France | France, Cour d'appel de Rennes, 9ème ch sécurité sociale, 27 avril 2022, 19/02923


9ème Ch Sécurité Sociale





ARRÊT N°



N° RG 19/02923 - N° Portalis DBVL-V-B7D-PXTL













Société [6]



C/



CAISSE PRIMAIRE D'ASSURANCE MALADIE DU FINISTERE































Copie exécutoire délivrée

le :



à :











Copie certifiée conforme délivrée

le:



à:

RÉPUBLIQUE FRA

NÇAISE

AU NOM DU PEUPLE FRANÇAIS



COUR D'APPEL DE RENNES

ARRÊT DU 27 AVRIL 2022



COMPOSITION DE LA COUR LORS DU DÉLIBÉRÉ :



Président : Madame Elisabeth SERRIN, Présidente de chambre,

Assesseur : Madame Véronique PUJES, Conseillère,

Assesseur : Madame Anne-Emmanuelle PRUAL, Conseillère,



GREFFIER :



Mme Adeline TIREL, l...

9ème Ch Sécurité Sociale

ARRÊT N°

N° RG 19/02923 - N° Portalis DBVL-V-B7D-PXTL

Société [6]

C/

CAISSE PRIMAIRE D'ASSURANCE MALADIE DU FINISTERE

Copie exécutoire délivrée

le :

à :

Copie certifiée conforme délivrée

le:

à:

RÉPUBLIQUE FRANÇAISE

AU NOM DU PEUPLE FRANÇAIS

COUR D'APPEL DE RENNES

ARRÊT DU 27 AVRIL 2022

COMPOSITION DE LA COUR LORS DU DÉLIBÉRÉ :

Président : Madame Elisabeth SERRIN, Présidente de chambre,

Assesseur : Madame Véronique PUJES, Conseillère,

Assesseur : Madame Anne-Emmanuelle PRUAL, Conseillère,

GREFFIER :

Mme Adeline TIREL, lors des débats, et Monsieur Philippe LE BOUDEC, lors du prononcé,

DÉBATS :

A l'audience publique du 23 Février 2022

devant Madame Anne-Emmanuelle PRUAL, magistrat rapporteur, tenant seule l'audience, sans opposition des représentants des parties, et qui a rendu compte au délibéré collégial

ARRÊT :

Contradictoire, prononcé publiquement le 27 Avril 2022 par mise à disposition au greffe comme indiqué à l'issue des débats ;

DÉCISION DÉFÉRÉE A LA COUR:

Date de la décision attaquée : 03 Avril 2019

Décision attaquée : Jugement

Juridiction : Tribunal de Grande Instance de BREST - Pôle Social

****

APPELANTE :

Société [6]

[Adresse 3]

[Localité 4]

représentée par Mme [W] [R] en vertu d'un pouvoir de représentation

INTIMÉE :

LA CAISSE PRIMAIRE D'ASSURANCE MALADIE DU FINISTERE

Service contentieux

[Adresse 1]

[Localité 2]

représentée par Mme [K] [P] en vertu d'un pouvoir spécial

EXPOSÉ DU LITIGE :

M. [I] [H], salarié de la société [6] (la société), mis à la disposition de la société [7] en qualité de monteur, a été victime d'un accident survenu le 4 novembre 2016.

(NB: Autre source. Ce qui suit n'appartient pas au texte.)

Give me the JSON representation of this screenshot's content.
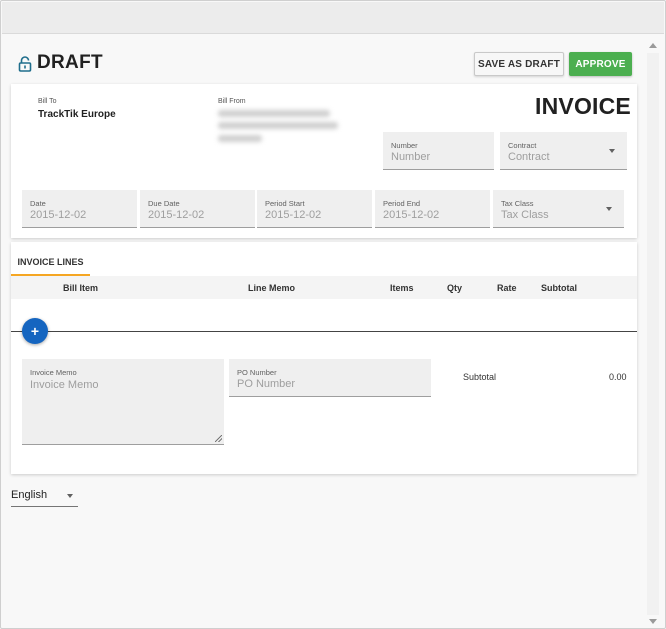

La déclaration d'accident du travail complétée par l'employeur le jour-même mentionne les circonstances suivantes : 'selon les dires de l'intérimaire, en manipulant la barre métallique suspendue, Mr [H] aurait ressenti une douleur vive dans le haut du bras gauche, nécessitant de stopper sa tâche. M. [H] nous informe qu'il avait déjà une gêne à ce bras."

Le certificat médical initial établi au Centre Hospitalier des Pays de [Localité 8] le 4 novembre 2016 fait état d'une 'douleur épaule et bras gauche musculaire TMS'.

Le 17 novembre 2016, la caisse primaire d'assurance maladie du Finistère (la caisse) a reconnu d'emblée le caractère professionnel de l'accident dont a été victime M. [H].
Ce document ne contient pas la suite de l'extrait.